Но почему же в промышленности рост потребительского спроса не приводит к созданию новых отечественных производств? Ведь, казалось бы, удорожание импорта должно делать собственное импортозамещающее производство более рентабельным.
Причин здесь несколько. Главная из них, на мой взгляд, состоит в том, что в условиях экстремально высокой неопределенности, связанной с геополитикой, предприниматели не хотят вкладываться в проекты с длительными сроками окупаемости. Ведь в нынешних условиях никто не знает, в частности, какие товары попадут под санкции в ближайшее время; можно наладить какое-то производство, а потом оно встанет из-за недостатка критических комплектующих.
А кое-кто до сих пор считает, что все торговые ограничения в обозримой перспективе могут быть сняты, и если так, то непонятно, что станет с вновь созданным импортозамещающим производством. Вот построишь сейчас новый отель, а завтра границы полноценно откроются для выездного туризма, и внутрироссийский турпоток схлынет, со всеми вытекающими последствиями для твоего нового отеля.
Из-за этой экстремальной неопределенности у многих российских бизнесменов горизонт планирования снизился до нескольких месяцев. Поэтому инвестиции в создание собственного производства многим из них кажутся слишком рискованными, даже если эти инвестиции в долгосрочном аспекте потенциально более рентабельны, чем организация параллельного импорта.

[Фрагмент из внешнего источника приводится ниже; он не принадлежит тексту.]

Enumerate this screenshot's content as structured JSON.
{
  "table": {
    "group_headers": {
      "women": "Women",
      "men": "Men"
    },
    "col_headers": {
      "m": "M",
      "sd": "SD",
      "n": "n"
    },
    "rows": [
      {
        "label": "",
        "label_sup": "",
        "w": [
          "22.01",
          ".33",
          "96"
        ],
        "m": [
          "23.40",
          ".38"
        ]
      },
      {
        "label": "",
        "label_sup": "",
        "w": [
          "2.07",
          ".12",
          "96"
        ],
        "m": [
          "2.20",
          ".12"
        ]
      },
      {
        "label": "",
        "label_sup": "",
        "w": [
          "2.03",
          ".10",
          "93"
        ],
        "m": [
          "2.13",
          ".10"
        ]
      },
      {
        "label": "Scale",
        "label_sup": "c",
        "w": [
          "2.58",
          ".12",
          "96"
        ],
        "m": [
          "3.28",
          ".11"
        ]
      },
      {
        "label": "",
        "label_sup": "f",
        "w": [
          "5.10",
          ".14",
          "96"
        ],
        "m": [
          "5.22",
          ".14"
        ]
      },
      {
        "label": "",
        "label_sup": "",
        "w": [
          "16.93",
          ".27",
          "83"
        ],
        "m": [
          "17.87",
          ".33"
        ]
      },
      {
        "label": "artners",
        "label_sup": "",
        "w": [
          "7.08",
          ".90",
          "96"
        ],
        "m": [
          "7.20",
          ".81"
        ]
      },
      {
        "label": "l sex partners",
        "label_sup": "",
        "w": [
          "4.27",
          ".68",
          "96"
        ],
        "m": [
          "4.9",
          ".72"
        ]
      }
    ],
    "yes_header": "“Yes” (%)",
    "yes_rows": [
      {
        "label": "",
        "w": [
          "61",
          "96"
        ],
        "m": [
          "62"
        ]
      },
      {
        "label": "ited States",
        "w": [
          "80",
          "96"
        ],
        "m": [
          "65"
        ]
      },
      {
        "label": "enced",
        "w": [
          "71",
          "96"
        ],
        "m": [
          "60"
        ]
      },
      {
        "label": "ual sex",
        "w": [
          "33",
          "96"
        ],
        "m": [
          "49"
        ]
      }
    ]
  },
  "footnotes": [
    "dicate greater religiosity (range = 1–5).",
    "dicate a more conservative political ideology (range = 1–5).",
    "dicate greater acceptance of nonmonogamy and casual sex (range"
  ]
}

При этом инвестиционный капитал наши предприниматели направляют в сферы, где проекты окупаются сравнительно быстро, – как, например, в упомянутом выше ресторанном бизнесе. Такие проекты и банки кредитуют охотнее, и ставки по кредитам оказываются вполне приемлемыми.
А вот для проектов по развитию промышленного производства нынешний уровень ставок запретительно высокий. Плюс к тому, дополнительную сложность для индустриального производства создает острая нехватка рабочей силы, особенно квалифицированных рабочих.
Таким образом, мы видим, что чисто рыночные механизмы сейчас практически не работают для создания производств в сферах, где это действительно важно для экономической безопасности государства (при всем уважении к ресторанному бизнесу, его никак нельзя отнести к этой категории). Значит, государству надо расшивать эти узкие места с помощью активной промышленной политики.
В частности, нужно кредитовать создание важных для импортозамещения производств по сниженным процентным ставкам. То есть должна быть система дифференцированных процентных ставок по кредитам в зависимости от важности проекта с точки зрения долгосрочного развития и экономической безопасности государства.
Власти только пытаются сделать вид, что у нас есть промышленная политика и приоритетное кредитование важных для государства проектов. Они недавно (больше года спустя после начала СВО!) приняли «таксономию» приоритетных проектов, то есть перечень критериев, по которым проект признается приоритетным. Вроде как эти проекты должны получать приоритетное финансирование.
Но пока для реализации этой «приоритетности» сделано только то, что для банков снижены нормы достаточности капитала по кредитам на такие проекты, в результате чего кредиты по ним подешевеют примерно на один процентный пункт. Это ничтожно мало! Для большинства проектов по созданию новых индустриальных производств ставки все равно останутся запретительно высокими.
Введение дифференцированных ставок по кредитам в зависимости от важности проектов особенно необходимо сейчас, когда начался цикл повышения ставок. Иначе производственный бизнес всегда будет проигрывать ресторанному в конкуренции за инвестиционные ресурсы.